Have an IPrintable interface, like this

struct IPrintable
{
    virtual ~IPrintable() {}
    virtual void Print() = 0;
};

Then, derive your types Quad, Rectangle, etc from IPrintable, i.e. implement that interface. Then your code looks like this:

std::unique_ptr<IPrintable> pShape;
switch(shape)
{
    case quad:
       pShape.reset(new Quad(...));
    case rect
       pShape.reset(new Rect(...));
}
if(pShape)
    pShape->Print();

Of course, if the common functionality is more than print, you can add those functions to the interface as well. Also take a look at the visitor pattern.
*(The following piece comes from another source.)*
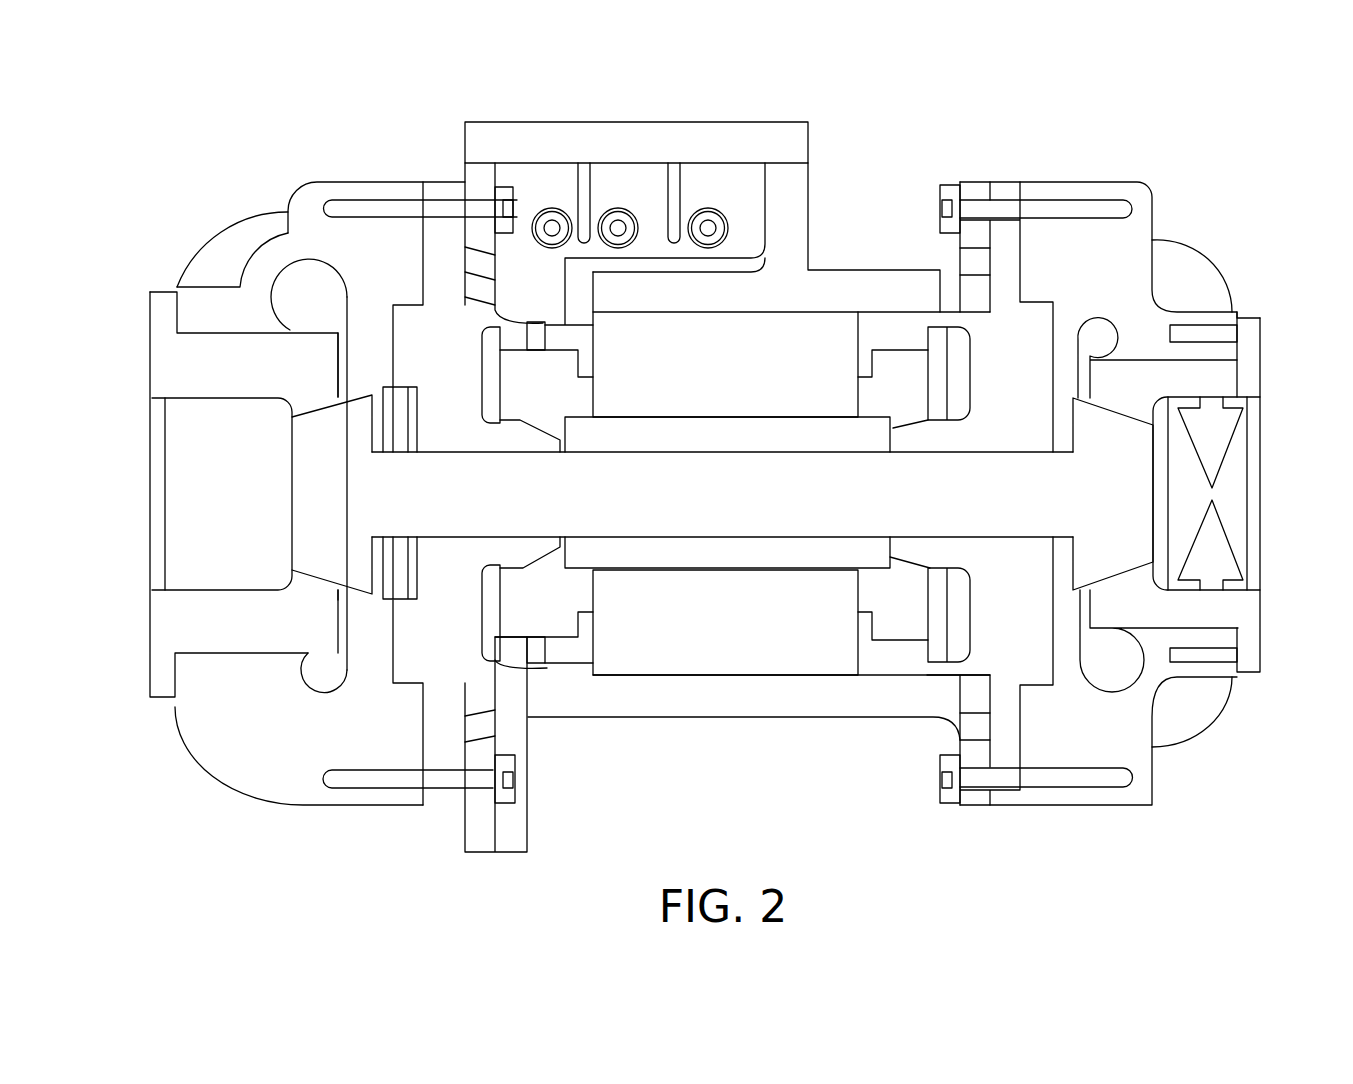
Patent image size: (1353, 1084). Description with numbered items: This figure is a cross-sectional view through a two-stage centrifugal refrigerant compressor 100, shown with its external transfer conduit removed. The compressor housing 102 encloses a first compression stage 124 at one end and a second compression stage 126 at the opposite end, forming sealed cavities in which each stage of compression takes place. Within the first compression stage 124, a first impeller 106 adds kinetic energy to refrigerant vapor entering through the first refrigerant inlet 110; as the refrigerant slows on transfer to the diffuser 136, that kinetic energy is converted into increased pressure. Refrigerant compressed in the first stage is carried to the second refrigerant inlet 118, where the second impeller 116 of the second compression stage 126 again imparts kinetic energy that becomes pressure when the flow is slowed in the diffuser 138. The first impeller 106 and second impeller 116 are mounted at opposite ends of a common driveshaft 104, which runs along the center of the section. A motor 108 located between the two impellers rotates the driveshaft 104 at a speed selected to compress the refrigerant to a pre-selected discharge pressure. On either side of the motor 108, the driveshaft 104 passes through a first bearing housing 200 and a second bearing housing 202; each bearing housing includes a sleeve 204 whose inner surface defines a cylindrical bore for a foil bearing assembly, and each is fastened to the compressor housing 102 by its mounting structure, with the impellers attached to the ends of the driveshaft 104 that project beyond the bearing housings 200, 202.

It may or may not be of help to you depending on the specifics of your problem.

No, it is not possible. geo can only have one type at compile time, and it cannot change at runtime.

You could do something similar with dynamic allocation and polymorphism, but it might not be the best solution to your problem.

With the knowledge that Quad is the base class of the others, the following might be a usable solution:

Quad* geo = 0;
switch (shape) {
case 'q':
    geo = new Quad(a,b,c,d);
    break;
case 'r':
    geo = new Rectangle(a,b,c,d);
...
default:
    break;
}
if (geo) geo->print();
delete geo; // Ok if geo is 0.

This solution is not particularly pretty, mainly because it uses raw pointers and new and delete directly. A more polished version would use the Factorypattern, returning a smart pointer.